Charkaoui’s remarks were made six months ago, during a demonstration on October 28. The imam then took the microphone, and uttered the following words in front of a crowd:

Allah, take care of these Zionist aggressors. Allah, take care of the enemies of the people of Gaza. Allah, identify them all, then exterminate them. And spare none of them!

These words – public, recorded and proclaimed “Amen!” – are unequivocal: they are in the register of hate speech, and the call for violence against a group, the Zionists, that is, the Jews favourable to a Jewish state, the State of Israel“.

Religious Exemption

The DPCP was careful not to explain its decision. And I’m not going to play armchair Crown prosecutor here.

However, it is Charkaoui’s defence that is revealing.

You see, for him, these stinking sentences were only a call to God according to the imam, not a call to violence against the Jews.

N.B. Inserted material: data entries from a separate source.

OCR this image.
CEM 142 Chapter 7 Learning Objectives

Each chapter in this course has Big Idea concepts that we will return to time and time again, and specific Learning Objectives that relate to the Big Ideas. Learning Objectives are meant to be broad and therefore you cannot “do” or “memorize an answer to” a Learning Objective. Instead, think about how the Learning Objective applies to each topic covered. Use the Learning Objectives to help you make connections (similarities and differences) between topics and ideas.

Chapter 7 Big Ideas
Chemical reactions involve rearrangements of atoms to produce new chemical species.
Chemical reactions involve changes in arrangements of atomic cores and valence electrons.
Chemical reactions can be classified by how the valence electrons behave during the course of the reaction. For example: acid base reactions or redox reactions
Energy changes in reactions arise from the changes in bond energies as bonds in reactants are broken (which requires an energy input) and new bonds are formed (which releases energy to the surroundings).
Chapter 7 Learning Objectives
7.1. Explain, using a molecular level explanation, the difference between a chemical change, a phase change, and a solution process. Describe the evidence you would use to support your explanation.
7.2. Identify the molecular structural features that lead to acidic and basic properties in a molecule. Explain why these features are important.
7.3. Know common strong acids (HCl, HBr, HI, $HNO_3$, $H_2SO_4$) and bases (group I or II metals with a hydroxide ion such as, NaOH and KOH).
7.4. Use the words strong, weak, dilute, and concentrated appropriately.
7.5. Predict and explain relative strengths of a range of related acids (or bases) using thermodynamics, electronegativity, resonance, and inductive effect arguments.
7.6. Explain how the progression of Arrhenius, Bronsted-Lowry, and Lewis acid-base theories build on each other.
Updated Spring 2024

Did the DPCP not move forward because the “Zionists” do not constitute a clear and identifiable group? Maybe.

Is it rather because of paragraph 319(3)(b) of the Canadian Criminal Code, to which Charkaoui refers with his “appeal to God”?

Wait, the what paragraph?

Imagine that there is a religious exemption in the Canadian Criminal Code for public incitement to hatred. An exemption added in 2004 by the Liberal government of Paul Martin.

Today, therefore, Canadian law gives precedence to freedom of religious expression over incitement to hatred, when the remarks are made in good faith” or “based on a religious text in which one believes”.

If you are a rabbi, a priest, an imam or any other religious person, good news: the law gives you a privilege on public incitement to hatred.

A Two-speed Law

Because that’s exactly what it is: a religious privilege, which Charkaoui seemed to want to protect himself with as a defence.

This exemption raises all kinds of questions.

At what point does a religious statement made in “good faith” become reprehensible under criminal law? If the Charkaoui degree is not, when does it become so?

Why does religion have a free pass on hateful incitement? How can faith be an acceptable alibi? Why does religion benefit from an exemption, but not a political ideology for example?

Why would believers have an advantage over nonbelievers when it comes to hatred? Do you think I’m exaggerating? However, that’s it: one group – believers – has a right that another group does not have – non-believers. Can we really speak of the religious neutrality of the Canadian state, in this case?

Preferential Treatment [“passe-droit” in French]

Worse, it is quite clear: this provision is not meant for citizens who practice their religious freedom peacefully and respectfully.

It constitutes a free pass for fundamentalists, for whom the targets always converge: unbelievers, Jews, homosexuals and women…

The Canadian government currently offers them additional protection. Charkaoui wanted to use this protection.

This is, right at the heart of Canadian criminal law, an unreasonable religious accommodation [“un accommodement religieux déraisonnable” in French]”.